Voici le récit d'une erreur classique : embouteillage alors que la fermentation n'est pas terminée
Aujourd'hui, on embouteille 40l d'un brassin, séparé en deux fermenteurs avec une levure différente : Belgian Strong Ale et Trappist High Gravity.
L'opération intervient 19 jours après le brassage, avec une fermentation à environ 18/19° au début (disons une semaine), puis environ 20°, puis 22/23° 36h avant l'embouteillage.
Densité initiale 15brix / 1.061
Densité finale attendue 1.017
Pour la Belgian Strong Ale, on tombe sur 8.5brix (à la louche le 0.5), ce qui semble ok.
Pour la Trappist High Gravity....
A ce moment là (prise de densité), le reste de la bière est déjà transféré dans le seau d'embouteillage (...), et le sucre (miel) ajouté.

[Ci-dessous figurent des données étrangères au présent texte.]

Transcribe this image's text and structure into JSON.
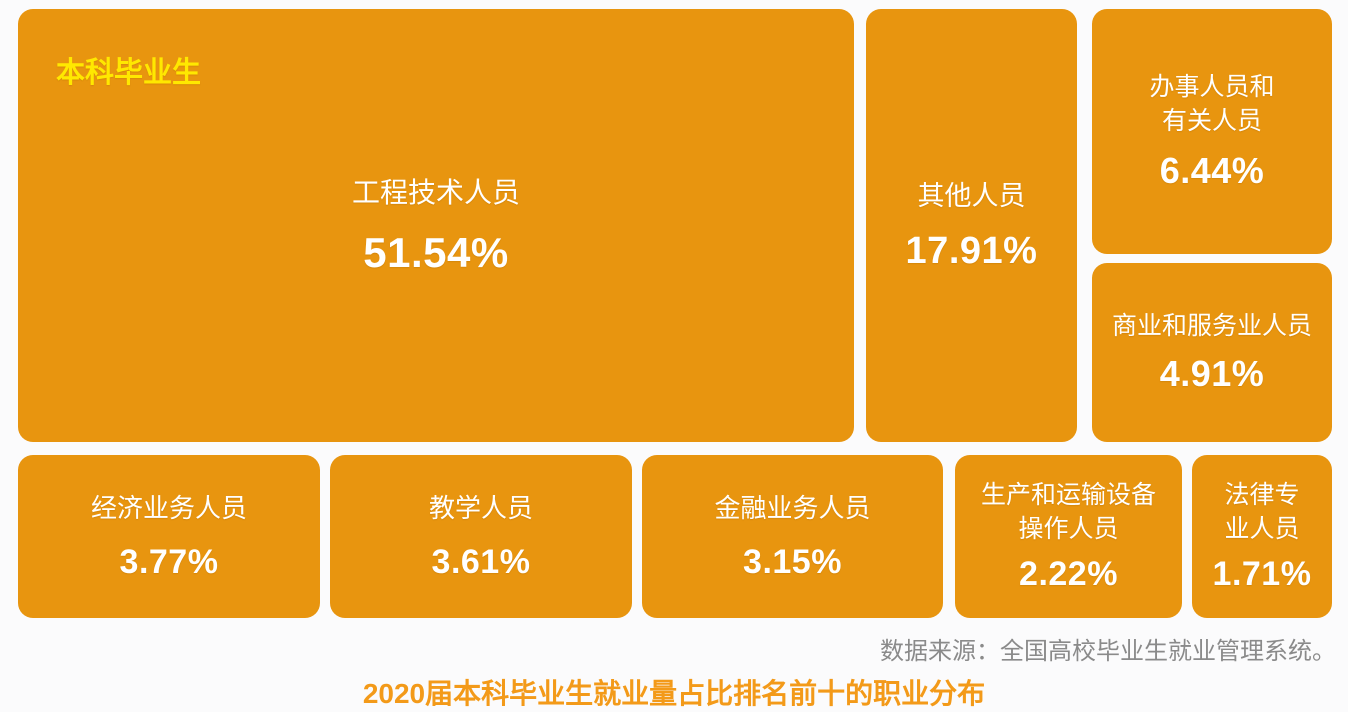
{
  "group_label": "本科毕业生",
  "source": "数据来源：全国高校毕业生就业管理系统。",
  "title": "2020届本科毕业生就业量占比排名前十的职业分布",
  "colors": {
    "tile_fill": "#e8950f",
    "tile_text": "#ffffff",
    "group_label": "#ffe800",
    "title": "#f39a19",
    "source_text": "#8a8a8a",
    "background": "#fbfbfc"
  },
  "tiles": [
    {
      "label": "工程技术人员",
      "value": "51.54%"
    },
    {
      "label": "其他人员",
      "value": "17.91%"
    },
    {
      "label": "办事人员和\n有关人员",
      "value": "6.44%"
    },
    {
      "label": "商业和服务业人员",
      "value": "4.91%"
    },
    {
      "label": "经济业务人员",
      "value": "3.77%"
    },
    {
      "label": "教学人员",
      "value": "3.61%"
    },
    {
      "label": "金融业务人员",
      "value": "3.15%"
    },
    {
      "label": "生产和运输设备\n操作人员",
      "value": "2.22%"
    },
    {
      "label": "法律专\n业人员",
      "value": "1.71%"
    }
  ],
  "chart_data": {
    "type": "treemap",
    "title": "2020届本科毕业生就业量占比排名前十的职业分布",
    "group": "本科毕业生",
    "categories": [
      "工程技术人员",
      "其他人员",
      "办事人员和有关人员",
      "商业和服务业人员",
      "经济业务人员",
      "教学人员",
      "金融业务人员",
      "生产和运输设备操作人员",
      "法律专业人员"
    ],
    "values": [
      51.54,
      17.91,
      6.44,
      4.91,
      3.77,
      3.61,
      3.15,
      2.22,
      1.71
    ],
    "unit": "%",
    "source": "数据来源：全国高校毕业生就业管理系统。",
    "legend_position": "none",
    "grid": false
  }
}
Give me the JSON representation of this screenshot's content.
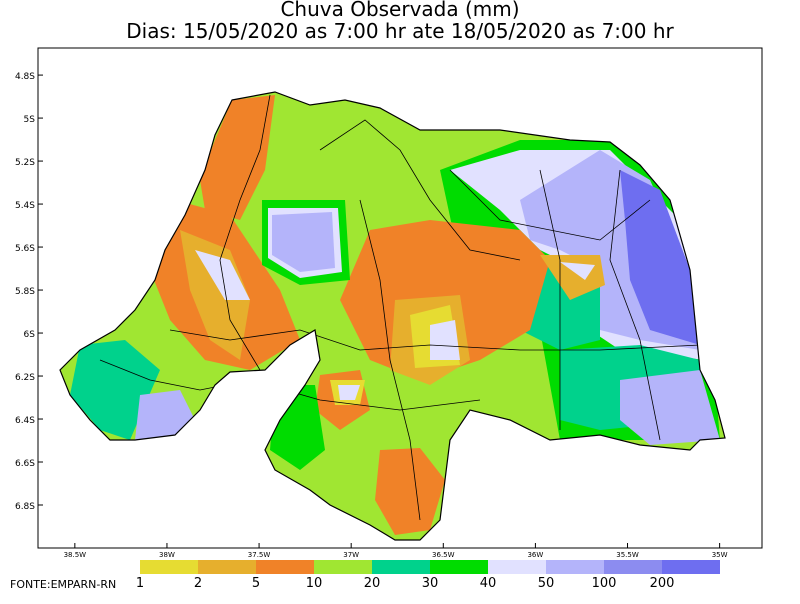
{
  "map": {
    "title": "Chuva Observada (mm)",
    "subtitle": "Dias: 15/05/2020 as 7:00 hr ate 18/05/2020 as 7:00 hr",
    "xlim": [
      -38.7,
      -34.77
    ],
    "ylim": [
      -7.0,
      -4.674
    ],
    "xticks": [
      {
        "value": -38.5,
        "label": "38.5W"
      },
      {
        "value": -38,
        "label": "38W"
      },
      {
        "value": -37.5,
        "label": "37.5W"
      },
      {
        "value": -37,
        "label": "37W"
      },
      {
        "value": -36.5,
        "label": "36.5W"
      },
      {
        "value": -36,
        "label": "36W"
      },
      {
        "value": -35.5,
        "label": "35.5W"
      },
      {
        "value": -35,
        "label": "35W"
      }
    ],
    "yticks": [
      {
        "value": -4.8,
        "label": "4.8S"
      },
      {
        "value": -5,
        "label": "5S"
      },
      {
        "value": -5.2,
        "label": "5.2S"
      },
      {
        "value": -5.4,
        "label": "5.4S"
      },
      {
        "value": -5.6,
        "label": "5.6S"
      },
      {
        "value": -5.8,
        "label": "5.8S"
      },
      {
        "value": -6,
        "label": "6S"
      },
      {
        "value": -6.2,
        "label": "6.2S"
      },
      {
        "value": -6.4,
        "label": "6.4S"
      },
      {
        "value": -6.6,
        "label": "6.6S"
      },
      {
        "value": -6.8,
        "label": "6.8S"
      }
    ],
    "legend": {
      "levels": [
        1,
        2,
        5,
        10,
        20,
        30,
        40,
        50,
        100,
        200
      ],
      "colors": [
        "#e6dc32",
        "#e6af2d",
        "#f08228",
        "#a0e632",
        "#00d28c",
        "#00dc00",
        "#e1e1ff",
        "#b4b4fa",
        "#8c8cf0",
        "#6e6ef0"
      ]
    },
    "source": "FONTE:EMPARN-RN"
  }
}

Je ne sais plus exactement pourquoi, mais on a quand même embouteillé.... Il semble que cette levure soit connue pour voir besoin d'un petit coup de pouce pour terminer sa fermentation (élévation de température, agitation). En tous cas maintenant on le sait
Pour la refermentation, nous avons ajouté environ 175g de miel bouillu (en réalité un peu moins puisque la casserole à débordée) pour environ 22L, en visant une carbonatation de 2.5 volumes de CO2 / L.
Passons sur les erreurs, on les connais, ainsi que les autres solutions qui s'offraient à nous
Ma vraie question est de savoir comment déterminer quel taux de carbonatation réel nous obtiendrons au final ?
Le but étant de savoir si on aura forcément des grenades et s'il faut prendre des mesures immédiatement (ou plus tard), ou si ça peut passer.
Précision : nous avons utiliser uniquement des bouteilles de 75cl de type cidre/champagne.